I am from Lexington, Massachusetts — a medium-sized suburb about 20 minutes outside Boston, known for being the site of the first battle of the American Revolutionary War. My dad is a physician who specializes in infectious disease research, and my mother is a retired pediatrician. Though Lexington was technically "home," I practically grew up in hospitals and laboratories with my parents. We also spent months at a time traveling and living abroad for their work. For the first several years of my life, they conducted some of the first HIV clinical research trials in the Democratic Republic of Congo (Zaire at the time) as part of a diverse international team. They went on to help shape the fields of tropical medicine, global nutrition and developmental pediatrics over three-plus decades of dedicated work around the world.
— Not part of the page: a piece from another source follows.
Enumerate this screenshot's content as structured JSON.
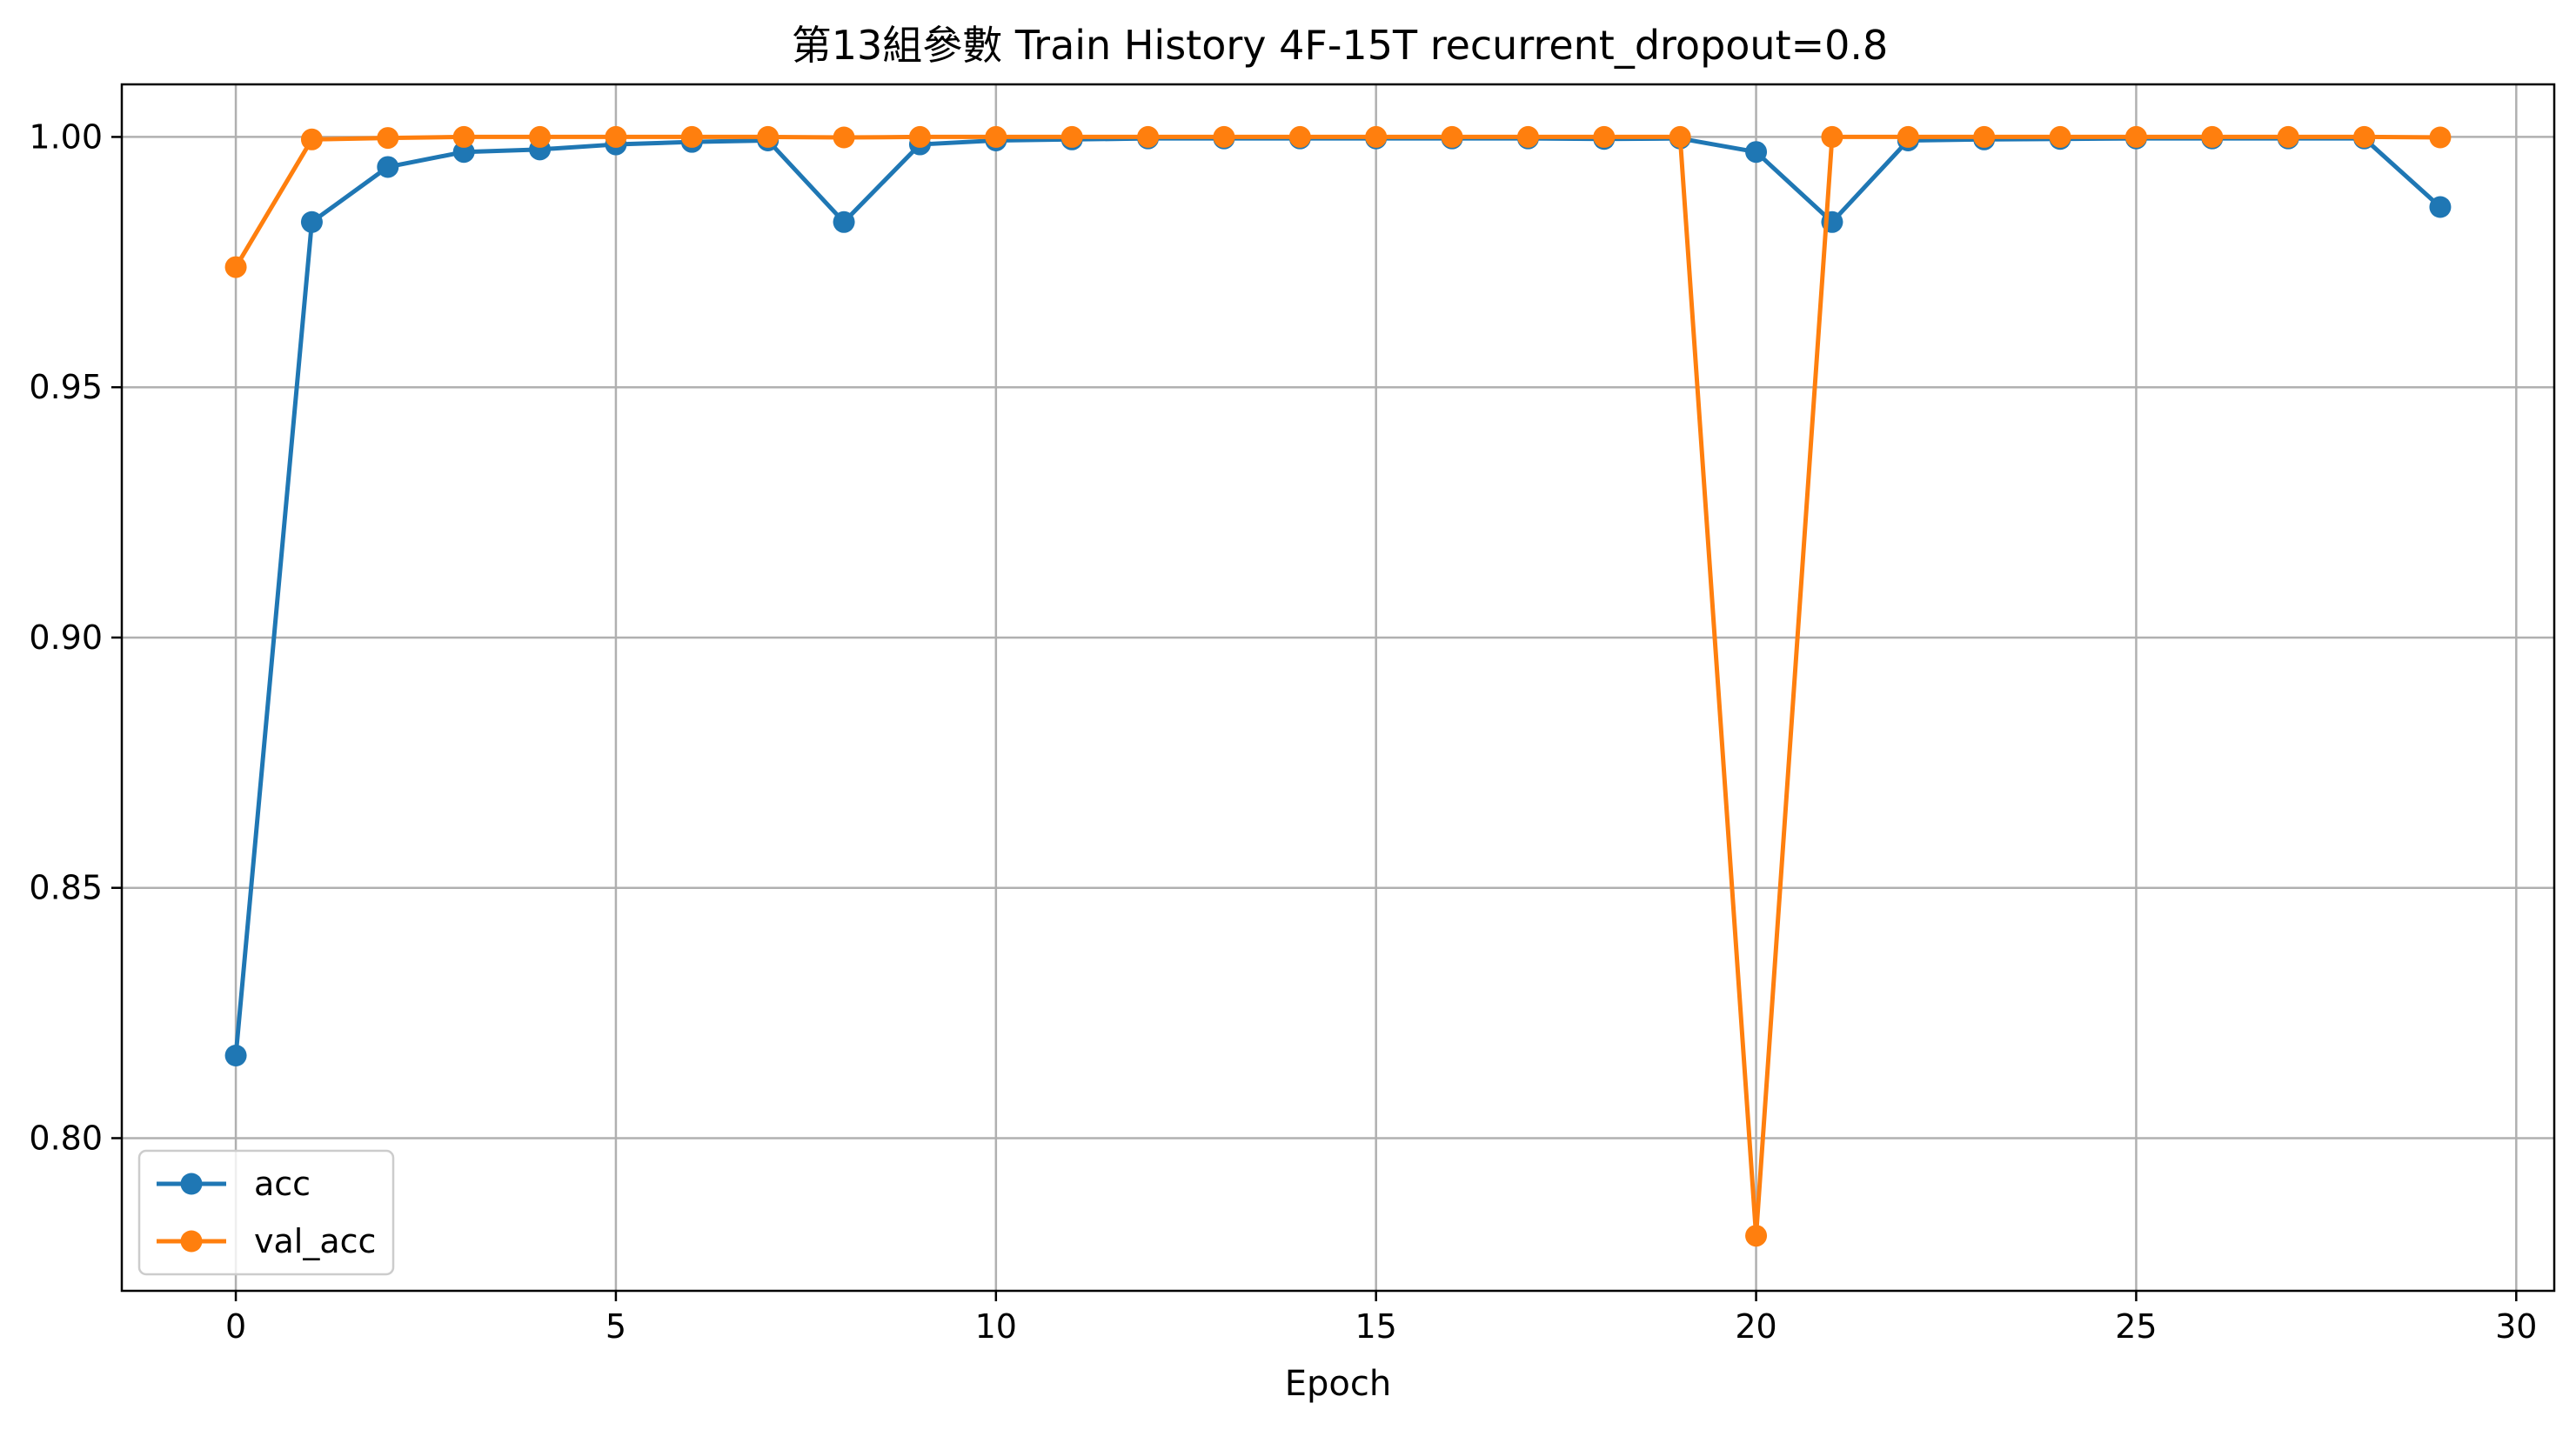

I consider those formative years with them in Kinshasa, London, Durban and Dhaka (among others) to be the foundation of my life's journey. I came to love the study of countries, cultures and languages. After high school, I attended the University of Wisconsin-Madison to get my BA in African Studies, followed by Boston University School of Public Health for an MPH in Global Health and, most recently, the American Graduate School in Paris for a Certificate in International NGO Management.
Having grown up surrounded by physicians, I have always been attracted to the idea of a clinical career. Unfortunately, I failed pre-med in college and was too discouraged to try again. I figured I wasn't cut out to be a clinician. Yet, I still found myself drawn to hospitals and health care. In my mid-20s, I took an administrative job at Boston Medical Center, where I met the most incredible group of providers I have ever worked with, including several RNs and NPs. I was in awe watching the nurses run that clinic — the bonds they formed with patients, the vast array of hospital and community resources at their fingertips, and the smiles and laughter they inspired. It was the first time I had witnessed all of my passions combined: medicine, social justice, public health and patient advocacy. I slowly came to realize that medical school had simply been the wrong choice for me. I was destined to be a nurse.
When COVID-19 hit the U.S. in March 2020, I was working for the NYC Department of Health and Mental Hygiene and slowly finishing my nursing pre-requisites. I planned to stay in New York and attend school part time for several years. However, within two weeks, I saw my once bustling city go eerily quiet and dark. I listened to the never-ending ambulance sirens and watched as my clinician friends were quickly overwhelmed by tragedy and death. I decided immediately to change course; I wanted to be on the front lines, not in five years, but as soon as possible.
As I researched accelerated BSN programs, Duke initially drew my attention as one of the country's premier nursing programs. The more I learned about Duke's vast international presence, commitment to diversity initiatives, and deep devotion to community health, the more my excitement and anticipation grew. The day my acceptance e-mail arrived, I turned to my fiancé in disbelief, and he grinned and said without hesitation, "Looks like we're moving to Durham!" There was no question in either of our minds where I needed to be.
I have two great passions in the world of medicine: sexual and reproductive health and refugee and immigrant health. I plan to combine these interests by earning my MSN in Forensic Nursing and a DNP in Nurse-Midwifery. My goal is to someday work for Doctors Without Borders and become a provider and advocate for refugee and asylum-seeking families, both domestically and internationally. I also hope to work as a nurse educator and help train future providers in low-resource areas.